Utilizadores Devem Exigir Soluções Preventivas
Este fiasco (que ainda não acabou dado estarem a surgir variantes deste vírus de 12 em 12 horas aproximadamente) veio ensinar aos utilizadores, os quais pagaram um preço muito caro por esta lição, que a tecnologia anti-vírus, baseada apenas em responder aos ataques de vírus e não na sua prevenção, falhou redondamente. Tradicionalmente, os fabricantes de software anti-vírus abordam os novos vírus centrando quase inteiramente a sua atenção à volta da criação de uma riposta para cada vírus – ou seja, produzem uma cura após a doença (vírus) ter aparecido. Isto exige que:
- a doença possa ser diagnosticada e o antídoto desenvolvido rapidamente,
- o antídoto possa ser enviado às partes infectadas o mais rapidamente possível,
- a infraestrutura para o envio do antídoto funcione devidamente, e
- o cliente possa distribuir o antídoto internamente de forma eficaz.

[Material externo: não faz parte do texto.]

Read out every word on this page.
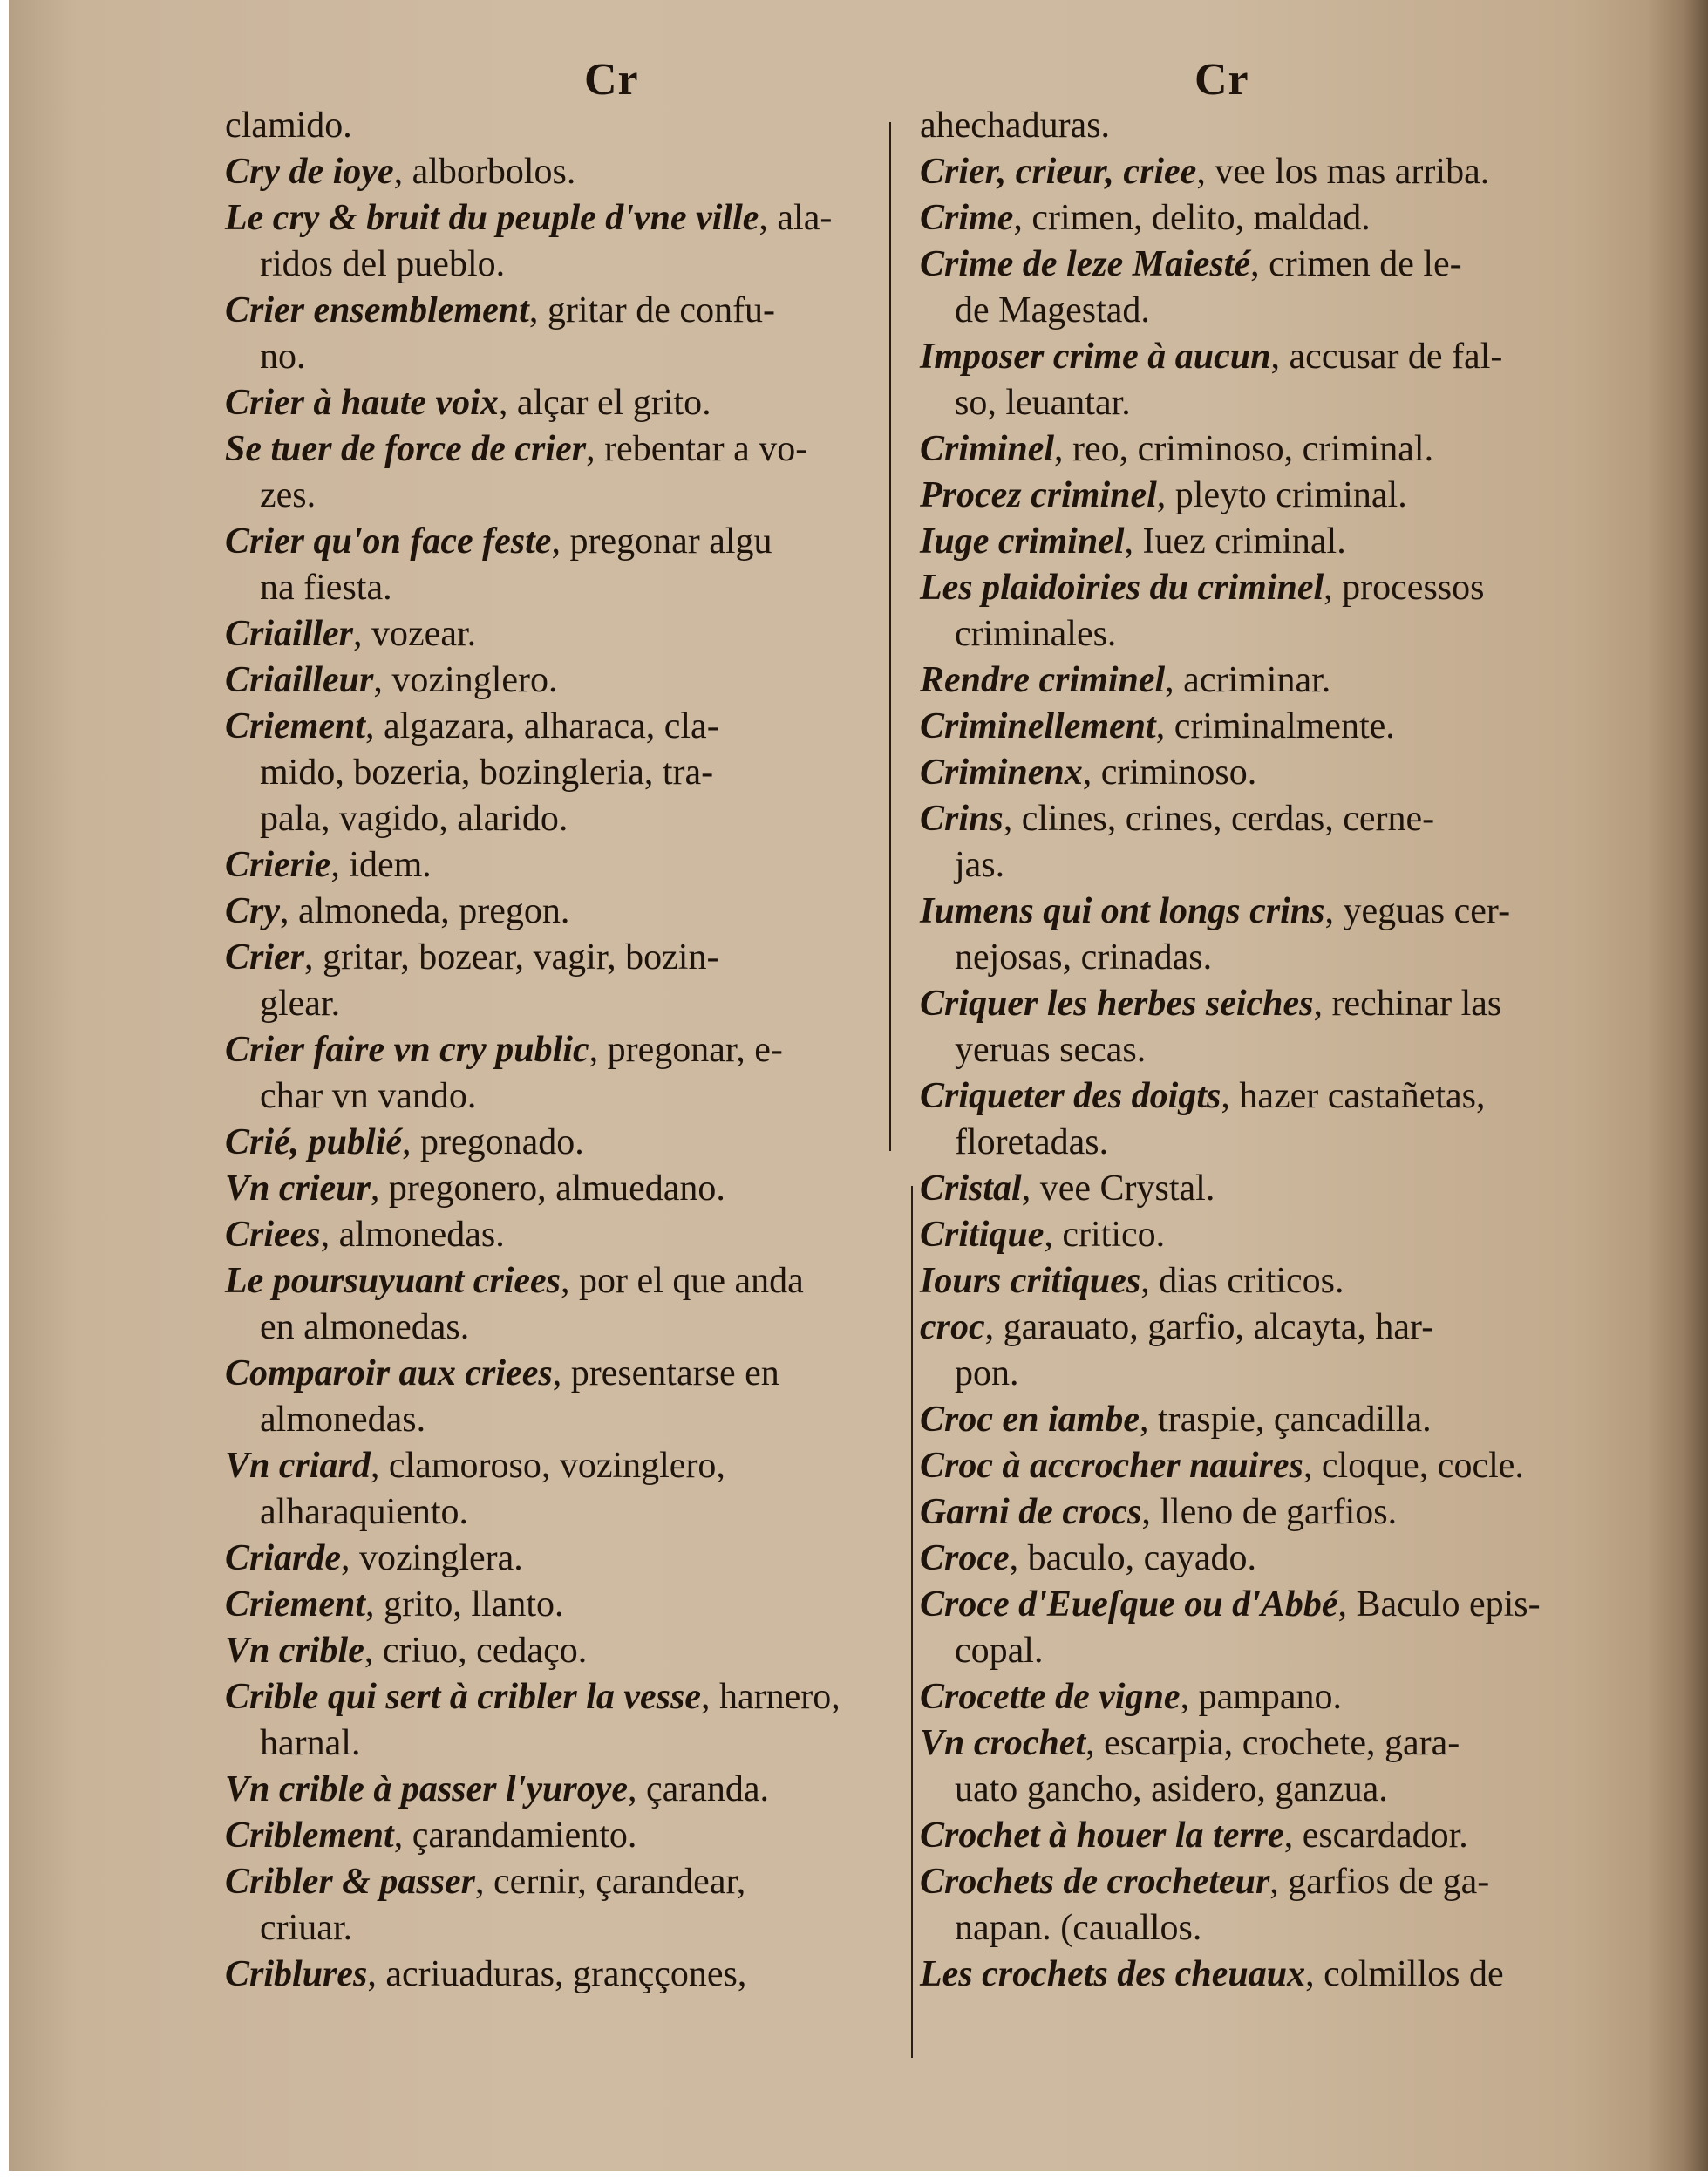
Cr	Cr
clamido.
Cry de ioye, alborbolos.
Le cry & bruit du peuple d'vne ville, ala-
ridos del pueblo.
Crier ensemblement, gritar de confu-
no.
Crier à haute voix, alçar el grito.
Se tuer de force de crier, rebentar a vo-
zes.
Crier qu'on face feste, pregonar algu
na fiesta.
Criailler, vozear.
Criailleur, vozinglero.
Criement, algazara, alharaca, cla-
mido, bozeria, bozingleria, tra-
pala, vagido, alarido.
Crierie, idem.
Cry, almoneda, pregon.
Crier, gritar, bozear, vagir, bozin-
glear.
Crier faire vn cry public, pregonar, e-
char vn vando.
Crié, publié, pregonado.
Vn crieur, pregonero, almuedano.
Criees, almonedas.
Le poursuyuant criees, por el que anda
en almonedas.
Comparoir aux criees, presentarse en
almonedas.
Vn criard, clamoroso, vozinglero,
alharaquiento.
Criarde, vozinglera.
Criement, grito, llanto.
Vn crible, criuo, cedaço.
Crible qui sert à cribler la vesse, harnero,
harnal.
Vn crible à passer l'yuroye, çaranda.
Criblement, çarandamiento.
Cribler & passer, cernir, çarandear,
criuar.
Criblures, acriuaduras, granççones,
ahechaduras.
Crier, crieur, criee, vee los mas arriba.
Crime, crimen, delito, maldad.
Crime de leze Maiesté, crimen de le-
de Magestad.
Imposer crime à aucun, accusar de fal-
so, leuantar.
Criminel, reo, criminoso, criminal.
Procez criminel, pleyto criminal.
Iuge criminel, Iuez criminal.
Les plaidoiries du criminel, processos
criminales.
Rendre criminel, acriminar.
Criminellement, criminalmente.
Criminenx, criminoso.
Crins, clines, crines, cerdas, cerne-
jas.
Iumens qui ont longs crins, yeguas cer-
nejosas, crinadas.
Criquer les herbes seiches, rechinar las
yeruas secas.
Criqueter des doigts, hazer castañetas,
floretadas.
Cristal, vee Crystal.
Critique, critico.
Iours critiques, dias criticos.
croc, garauato, garfio, alcayta, har-
pon.
Croc en iambe, traspie, çancadilla.
Croc à accrocher nauires, cloque, cocle.
Garni de crocs, lleno de garfios.
Croce, baculo, cayado.
Croce d'Eueſque ou d'Abbé, Baculo epis-
copal.
Crocette de vigne, pampano.
Vn crochet, escarpia, crochete, gara-
uato gancho, asidero, ganzua.
Crochet à houer la terre, escardador.
Crochets de crocheteur, garfios de ga-
napan. (cauallos.
Les crochets des cheuaux, colmillos de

Com o LoveLetter, vimos algumas grandes empresas de software anti-vírus a demorarem várias horas antes de conseguirem lançar qualquer versão de uma possível cura. Vimos outras empresas lançarem versões múltiplas do seu antídoto já que as primeiras não funcionaram correctamente. A maior parte dos fabricantes de anti-vírus partiu do princípio que os seus clientes iriam “descarregar” o antídoto da Internet e quando demasiados utilizadores tentaram ligar os seus sistemas à Internet, muitos não conseguiram obter a cura. Não interessava se o cliente gastara 50 ou 50.000 dólares em produtos deste fabricante – se não foram dos primeiros a tentar obter o antídoto, foram forçados a esperar e tentar repetidamente o “descarregamento” (download) até finalmente conseguirem linha.

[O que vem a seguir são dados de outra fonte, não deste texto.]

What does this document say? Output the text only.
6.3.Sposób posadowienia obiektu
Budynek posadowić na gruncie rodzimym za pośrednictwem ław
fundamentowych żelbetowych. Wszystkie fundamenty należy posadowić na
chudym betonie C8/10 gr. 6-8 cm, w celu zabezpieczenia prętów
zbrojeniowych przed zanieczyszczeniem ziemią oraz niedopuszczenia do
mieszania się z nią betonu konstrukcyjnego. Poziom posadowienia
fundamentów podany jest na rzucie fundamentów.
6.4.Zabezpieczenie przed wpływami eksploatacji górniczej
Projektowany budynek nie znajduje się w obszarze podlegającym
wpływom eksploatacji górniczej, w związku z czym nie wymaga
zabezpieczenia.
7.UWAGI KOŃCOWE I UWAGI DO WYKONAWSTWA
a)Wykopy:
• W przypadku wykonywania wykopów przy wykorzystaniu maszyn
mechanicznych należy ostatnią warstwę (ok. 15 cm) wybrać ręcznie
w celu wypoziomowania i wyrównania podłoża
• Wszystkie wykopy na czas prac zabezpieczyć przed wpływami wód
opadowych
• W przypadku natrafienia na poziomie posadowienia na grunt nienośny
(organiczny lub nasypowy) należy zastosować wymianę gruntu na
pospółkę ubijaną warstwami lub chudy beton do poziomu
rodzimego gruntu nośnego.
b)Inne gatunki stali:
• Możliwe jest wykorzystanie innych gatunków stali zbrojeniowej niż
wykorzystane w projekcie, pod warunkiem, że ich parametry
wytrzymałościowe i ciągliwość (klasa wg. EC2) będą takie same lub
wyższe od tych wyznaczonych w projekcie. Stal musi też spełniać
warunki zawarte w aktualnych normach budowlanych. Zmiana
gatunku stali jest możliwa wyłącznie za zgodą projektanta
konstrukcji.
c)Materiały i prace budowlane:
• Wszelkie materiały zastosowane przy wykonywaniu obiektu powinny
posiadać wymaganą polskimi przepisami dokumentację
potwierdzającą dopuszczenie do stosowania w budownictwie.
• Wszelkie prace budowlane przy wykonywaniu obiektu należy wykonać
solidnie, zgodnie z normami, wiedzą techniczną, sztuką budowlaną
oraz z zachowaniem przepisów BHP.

Obviamente, várias coisas correram mal com o LoveLetter – o custo em produtividade perdida está calculado em 1 bilião de dólares (ou será que são 10 biliões) . Lições que deveriam ter sido aprendidas com incidentes prévios de vírus, infelizmente não o foram. Tal como o caso do vírus Melissa, empresas e organizações tentaram de todos os modos resolver o problema, depois de ele ter aparecido e inundado os seus servidores de “e-mail”. Este foi, de facto, o maior impacto do vírus – assoberbou os servidores de “e-mail” com excessivo tráfico. A mesma coisa aconteceu com o LoveLetter – por que razão é que nem os fabricantes deste software especializado nem os utilizadores estavam preparados para a repetição de um incidente semelhante?

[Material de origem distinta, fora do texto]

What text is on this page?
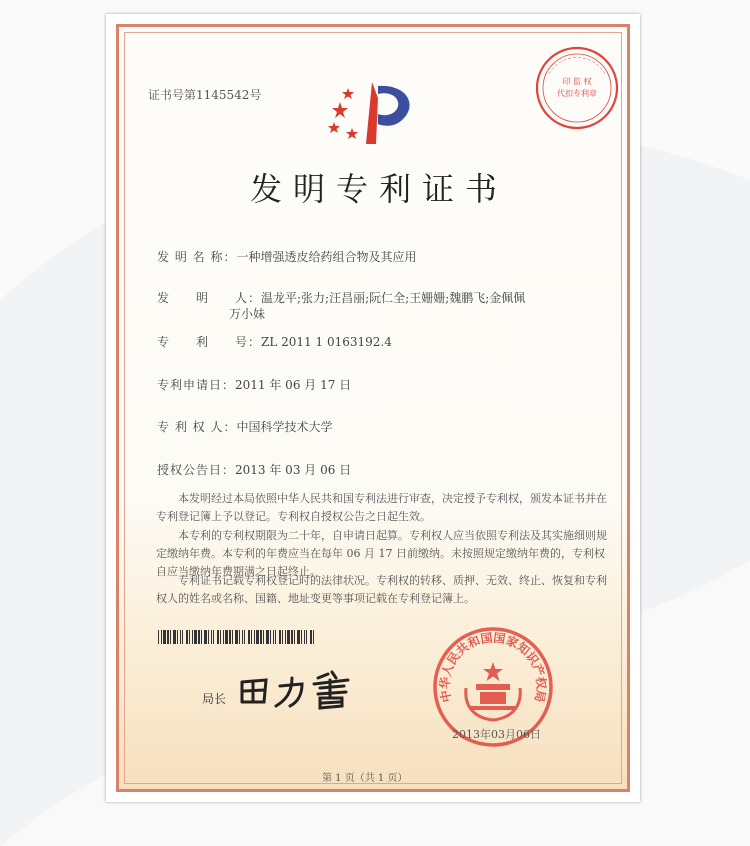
证书号第1145542号
印 监 权
代扣专利章
发明专利证书
发 明 名 称：一种增强透皮给药组合物及其应用
发　　明　　人：温龙平;张力;汪昌丽;阮仁全;王姗姗;魏鹏飞;金佩佩
万小妹
专　　利　　号：ZL 2011 1 0163192.4
专利申请日：2011 年 06 月 17 日
专 利 权 人：中国科学技术大学
授权公告日：2013 年 03 月 06 日
本发明经过本局依照中华人民共和国专利法进行审查，决定授予专利权，颁发本证书并在专利登记簿上予以登记。专利权自授权公告之日起生效。
本专利的专利权期限为二十年，自申请日起算。专利权人应当依照专利法及其实施细则规定缴纳年费。本专利的年费应当在每年 06 月 17 日前缴纳。未按照规定缴纳年费的，专利权自应当缴纳年费期满之日起终止。
专利证书记载专利权登记时的法律状况。专利权的转移、质押、无效、终止、恢复和专利权人的姓名或名称、国籍、地址变更等事项记载在专利登记簿上。
局长	中华人民共和国国家知识产权局
2013年03月06日
第 1 页（共 1 页）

A abordagem tradicional para responder ao problema não está a funcionar. Não existem curas milagrosas mas há muita coisa que se pode fazer para reduzir o impacto destes incidentes:
- os utilizadores precisam de mais formação para poderem fazer, com segurança, uso do “e-mail”,
- devem ser postos em prática limites para salvaguardarem a disseminação de vírus e das suas actividades perniciosas,
- os vírus e outras ameaças desta natureza devem ser abordados de forma activa tanto por parte dos fabricantes de software anti-vírus como pelas entidades utilizadoras do mesmo,
- sempre que apropriado, devem ser empregues outras tecnologias além da clássica “detecção de vírus conhecidos”, e
- os sistemas de resposta devem ser robustos e funcionais – actualmente falham sempre que aparece uma crise nova.
Se há uma lição a aprender com tudo isto é que a solução anti-vírus tão fortemente promovida pelos fabricantes e praticada pelos clientes é inadequada para a função a que se destina. E se não forem activamente tomadas medidas do tipo preventivo, este cenário repetir-se-à vezes sem conta.